Two weeks.
I hadn’t seen him in two weeks.
I thought I missed him before, but nothing compared to when he’d disappeared. We’d had a sub for some classes and mostly emails and notes for the others he missed. I tried to subtly asked Donna where he was, but she’d simply said vacation. I wanted to demand where and why. Instead, I gave a simple nod and walked away.
I could have messaged him, and I must have typed up at least a thousand texts, but never sent them. I was sure he was okay. He had too many people caring about him to not be okay.
But tonight, all my concerns would be answered. I’d be able to see for myself if he was okay. It was the night he was going to help me with the telescope for the class project. I’d begun looking up other plans because I didn’t know if Callum would be back or if he’d even want to assist me anymore. Maybe he’d pawn me off to another teacher.
Then the email arrived yesterday morning as a reminder to be at the park by eight at night to do the final portion of the class project. I checked the schedule at the same time, and my heart sank at seeing another student had signed up for the night. The possibilities had fluttered across my skin when I’d thought it would just be him and me. But, nope, Joey would be there too. Stupid Joey.
Getting off the bus, I walked the last few feet to the park. I pushed the code into the gate and closed it behind me. The park closed at dusk, so we’d be the only ones around. Oh, and Joey.

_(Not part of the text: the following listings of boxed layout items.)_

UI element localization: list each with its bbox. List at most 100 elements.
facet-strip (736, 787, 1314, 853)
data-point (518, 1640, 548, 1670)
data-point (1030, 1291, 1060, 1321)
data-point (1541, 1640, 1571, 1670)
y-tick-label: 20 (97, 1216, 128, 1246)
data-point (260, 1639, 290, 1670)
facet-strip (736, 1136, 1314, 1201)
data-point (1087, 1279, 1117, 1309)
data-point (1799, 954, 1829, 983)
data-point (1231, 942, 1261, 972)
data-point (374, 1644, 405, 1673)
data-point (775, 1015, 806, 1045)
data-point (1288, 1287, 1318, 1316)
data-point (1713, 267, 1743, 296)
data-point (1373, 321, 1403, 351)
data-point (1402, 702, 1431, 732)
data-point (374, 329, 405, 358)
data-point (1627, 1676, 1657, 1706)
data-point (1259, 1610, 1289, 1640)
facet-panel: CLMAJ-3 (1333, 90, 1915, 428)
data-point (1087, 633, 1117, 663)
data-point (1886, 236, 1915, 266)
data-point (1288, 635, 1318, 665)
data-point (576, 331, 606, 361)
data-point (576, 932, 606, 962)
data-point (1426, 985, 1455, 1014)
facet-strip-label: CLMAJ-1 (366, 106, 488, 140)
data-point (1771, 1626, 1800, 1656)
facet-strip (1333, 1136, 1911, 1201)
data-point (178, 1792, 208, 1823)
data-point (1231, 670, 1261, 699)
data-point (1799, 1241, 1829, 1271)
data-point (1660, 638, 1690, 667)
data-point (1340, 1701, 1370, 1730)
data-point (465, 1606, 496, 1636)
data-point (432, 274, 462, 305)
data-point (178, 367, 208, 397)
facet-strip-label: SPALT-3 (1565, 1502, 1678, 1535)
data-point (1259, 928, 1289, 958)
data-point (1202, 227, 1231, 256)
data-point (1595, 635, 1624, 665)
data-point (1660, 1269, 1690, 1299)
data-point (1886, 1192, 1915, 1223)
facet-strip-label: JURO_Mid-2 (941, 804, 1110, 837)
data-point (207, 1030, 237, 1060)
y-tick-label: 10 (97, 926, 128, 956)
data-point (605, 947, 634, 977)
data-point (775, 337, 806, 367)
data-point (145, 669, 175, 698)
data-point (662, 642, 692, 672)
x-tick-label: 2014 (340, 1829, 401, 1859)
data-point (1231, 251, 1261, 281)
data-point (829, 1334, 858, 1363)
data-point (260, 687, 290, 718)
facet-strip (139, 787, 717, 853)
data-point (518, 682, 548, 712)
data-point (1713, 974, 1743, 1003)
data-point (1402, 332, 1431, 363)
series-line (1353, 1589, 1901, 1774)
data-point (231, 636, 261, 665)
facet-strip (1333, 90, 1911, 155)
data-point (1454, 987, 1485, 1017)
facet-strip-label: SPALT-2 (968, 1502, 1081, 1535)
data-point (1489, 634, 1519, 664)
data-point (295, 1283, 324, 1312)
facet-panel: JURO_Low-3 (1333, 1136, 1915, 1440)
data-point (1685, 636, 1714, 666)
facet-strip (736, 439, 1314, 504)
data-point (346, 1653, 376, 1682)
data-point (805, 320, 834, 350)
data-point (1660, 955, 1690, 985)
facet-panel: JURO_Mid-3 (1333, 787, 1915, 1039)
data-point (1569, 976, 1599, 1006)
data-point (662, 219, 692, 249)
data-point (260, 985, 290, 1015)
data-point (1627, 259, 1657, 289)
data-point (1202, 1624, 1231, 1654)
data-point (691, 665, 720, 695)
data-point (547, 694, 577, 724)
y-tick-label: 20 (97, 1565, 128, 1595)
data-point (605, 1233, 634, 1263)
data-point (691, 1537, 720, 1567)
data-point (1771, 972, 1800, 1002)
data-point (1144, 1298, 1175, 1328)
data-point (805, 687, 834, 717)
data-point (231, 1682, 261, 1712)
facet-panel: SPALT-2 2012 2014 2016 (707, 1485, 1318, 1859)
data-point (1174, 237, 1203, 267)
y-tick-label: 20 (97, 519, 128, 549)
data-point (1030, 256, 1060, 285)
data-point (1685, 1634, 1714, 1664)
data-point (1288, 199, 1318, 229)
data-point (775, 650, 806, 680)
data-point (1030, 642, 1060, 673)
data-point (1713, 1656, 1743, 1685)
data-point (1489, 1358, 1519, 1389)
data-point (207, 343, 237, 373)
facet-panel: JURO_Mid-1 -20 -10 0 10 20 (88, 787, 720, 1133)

Standing inside the entrance, I took a deep breath, preparing myself to see him. Preparing myself to act natural and not fall at his feet, explaining the last two weeks and beg him to take me back. I had so much to say. So much I wanted to tell him—had planned on telling him before he disappeared on me.
Deep breaths.
I walked around the bathrooms and saw a figure atop the hill and headed toward it. Maybe I was the first one there.
He was bent over a box, his broad back stretching his jacket tight, and I yearned to reach out and run my hands across it. Fuck, I missed him.
“Hey,” I said softly.
He stood and turned, facing me, taking me in. “Hey.”
One cheek ticked up, almost hidden behind thick scruff bordering on a beard.1It looked good on him. While he scanned me, I did the same in return, and I could tell he was nervous, but at the same time not. His shoulders seemed less tense, his eyes holding less back.
He seemed better than I’d ever seen him before.
It hurt to see him doing so well, but I swallowed it back and forced a smile. “Should we get started or wait for Joey?”
“Joey couldn’t make it. Canceled last minute.”2
“Oh.” We were alone, with no interruptions, for the first time in a month. My stomach fluttered with excitement, but also churned with nerves. Was I the only one nervous? He seemed so calm, so relaxed, if not a little fidgety. “Okay.”
“Come here, let’s find us a star,” he said, his eyes light and smiling.
My body trembled with each step closer to him.
“You’re going to look through here and adjust the focus here.” He continued to point at the different parts of the telescope, explaining what each did. I tried to listen, but I was so aware of the way his long fingers worked the knobs. I was too aware of the way he looked at me, the way it burned across my skin. Was I making it up? Was I really feeling it?
His hand reached around me to a knob, almost making me choke on my tongue when his heat seeped through my shirt, burning my skin. He stayed close for longer than was necessary, letting his fingers linger, and I had to fight from leaning back into him. My body trembled when I imagined how it would feel to have his hard muscles pressed against me again. But then he backed away, and I expelled the breath I hadn’t known I was holding before leaning down to look at my star.
It looked simple; just a tinge of blue.
“You seem unimpressed,” he laughed, the sound rippling down my spine.
“I thought it would be more like all those shows or the pictures in our books. More colorful.”
“The pictures you see in books usually have a different lens applied to the photo, detecting different electromagnetic radiation. Most common is infrared.” He said some other big words, his hands moving around animatedly, but I didn’t understand many of them.
I tried to keep a serious face, like I actually followed what he was saying, but in the end, I laughed. Watching him talk about astronomy was beautiful. He had so much love for the topic, and I loved seeing him so excited.
“What’s so funny?” he asked.
“You’re letting your nerd-side show.”
“It’s sexy, isn’t it?” he said, half-joking. Crickets chirped in the silence that followed. A cord pulled tight between us, feeling ready to snap, on the verge of something breaking. I couldn’t tell if it was for the good or bad.